Most companies have one or more continuous improvement programs, often based on philosophies of Lean, Six Sigma, Theory of Constraints, or Total Quality Management. Adopting QRM does not conflict with these efforts or make these past efforts obsolete. It also does not mean that you need to abandon other improvement efforts. In fact, adopting QRM will enhance existing improvement initiatives and take them to the next level.
We believe that all philosophies offer something valuable to manufacturing organizations by eliminating waste in various forms. It is important to understand that the philosophies offer a variety of tools for your toolkit, use them appropriately in your organization to drive improvement efforts. In particular, QRM offers specific principles, tools and methodologies that cater to high-mix, low-volume, custom-engineered manufacturing environments.
Comparing QRM and Other Manufacturing Management Approaches
|Lean Manufacturing Just in Time (JIT)
|Several Lean Manufacturing and Just in Time (JIT) principles of eliminating waste, implementing 5S, visual management, reducing setup times and lot sizes span across all manufacturing environments. QRM builds on these principles; however, our experience from working with industry indicates that some techniques of Lean and JIT are best applied in manufacturing environments with high production volumes and stable demands. QRM addresses the specific challenges arising from high mix, custom engineered manufacturing environments. QRM methodologies also span across the extended enterprise, covering functions engineering, order processing, quoting, supply management and new product development, providing a powerful theme to drive improvements.
|Six Sigma is an improvement strategy primarily aimed at improving quality of processes and outputs by identifying and removing the causes of defects (errors) and minimizing variability in manufacturing and associated business processes. Six Sigma offers a variety of tools that are very useful in analyzing systems and driving improvements. QRM builds on these concepts, but argues that there are certain types of variability in an organization that cannot be eliminated, but in fact need to be managed or exploited. Recognizing the different types of variability and addressing each type using the right combination of Six Sigma and QRM tools is the right approach for any organization.

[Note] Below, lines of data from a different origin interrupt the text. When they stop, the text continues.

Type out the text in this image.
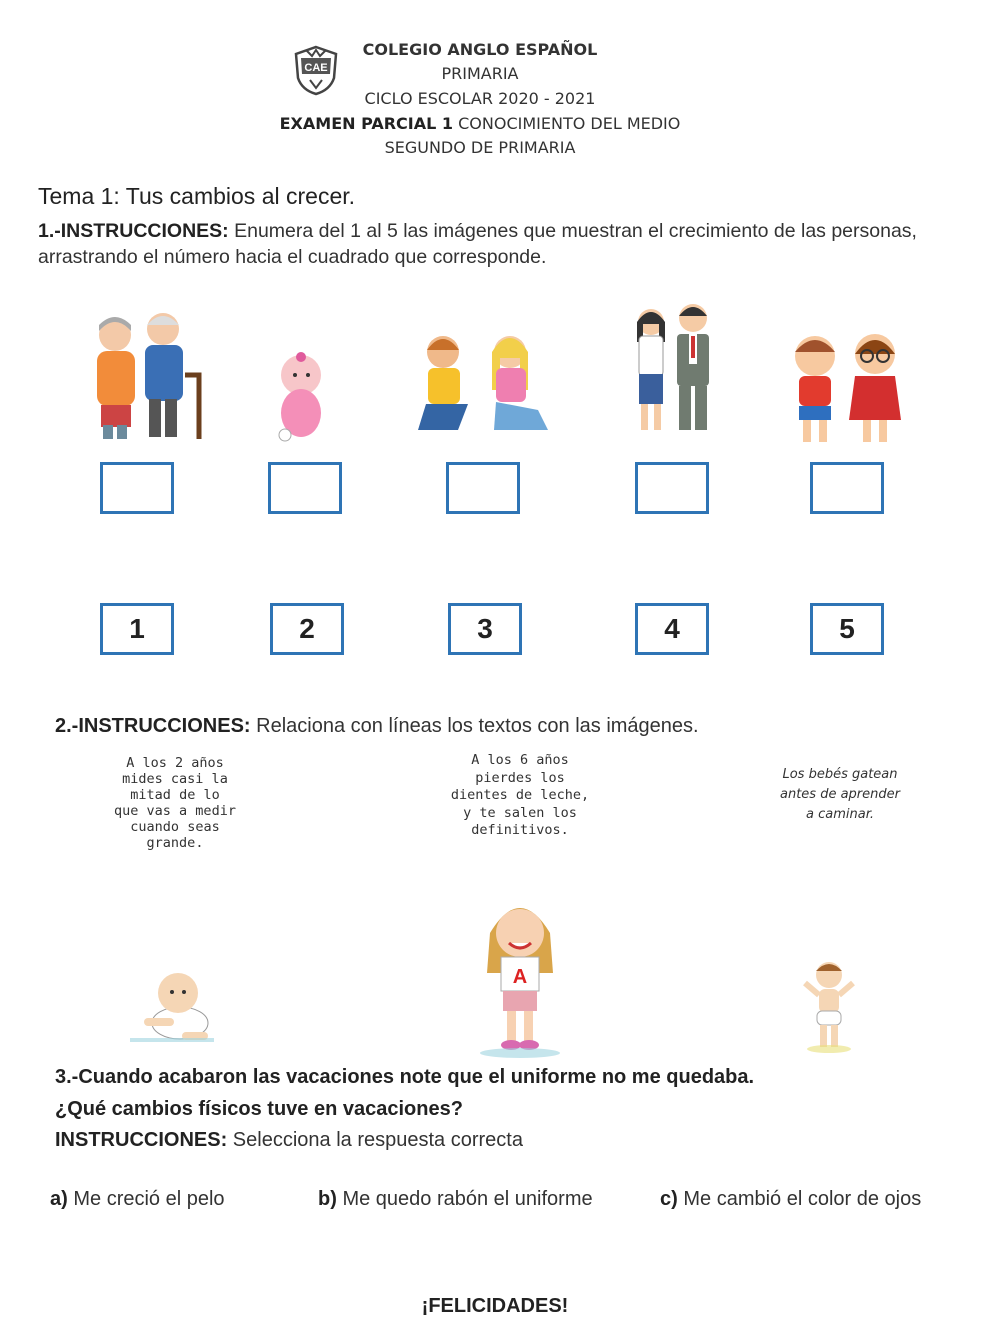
CAE
COLEGIO ANGLO ESPAÑOL
PRIMARIA
CICLO ESCOLAR 2020 - 2021
EXAMEN PARCIAL 1 CONOCIMIENTO DEL MEDIO
SEGUNDO DE PRIMARIA
Tema 1: Tus cambios al crecer.
1.-INSTRUCCIONES: Enumera del 1 al 5 las imágenes que muestran el crecimiento de las personas, arrastrando el número hacia el cuadrado que corresponde.
1	2	3	4	5
2.-INSTRUCCIONES: Relaciona con líneas los textos con las imágenes.
A los 2 años
mides casi la
mitad de lo
que vas a medir
cuando seas
grande.
A los 6 años
pierdes los
dientes de leche,
y te salen los
definitivos.
Los bebés gatean
antes de aprender
a caminar.
A
3.-Cuando acabaron las vacaciones note que el uniforme no me quedaba.
¿Qué cambios físicos tuve en vacaciones?
INSTRUCCIONES: Selecciona la respuesta correcta
a) Me creció el pelo	b) Me quedo rabón el uniforme	c) Me cambió el color de ojos
¡FELICIDADES!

|Theory of Constraints (TOC)
|Theory of Constraints (TOC) is an improvement philosophy that aims to identify, exploit and manage the critical constraints within an organization that limits its ability to improve throughput. Constraints could be in the form of equipment, labor or operating policies and buffers of different kinds could be deployed to manage constraints that cannot be eliminated. A common challenge faced by manufacturers in high mix environments is that constraints could change on a frequent basis. QRM methodologies provide insights based on organization structure and system dynamic principles to address the challenges posed by constantly changing constraints.
|Total Quality Management (TQM)
|Total Quality Management (TQM) is a management philosophy aimed at continuous improvements in the quality of products and processes. TQM is based on the principle that process and product quality is not the responsibility of one individual or a department, but the collective responsibility of everyone involved with the development or use of the products and services delivered by an organization. QRM builds on the concepts of total quality management, kaizen and employee involvement by providing specific targets and guidance for driving these improvement efforts in complex manufacturing environments and across the extended supply chain.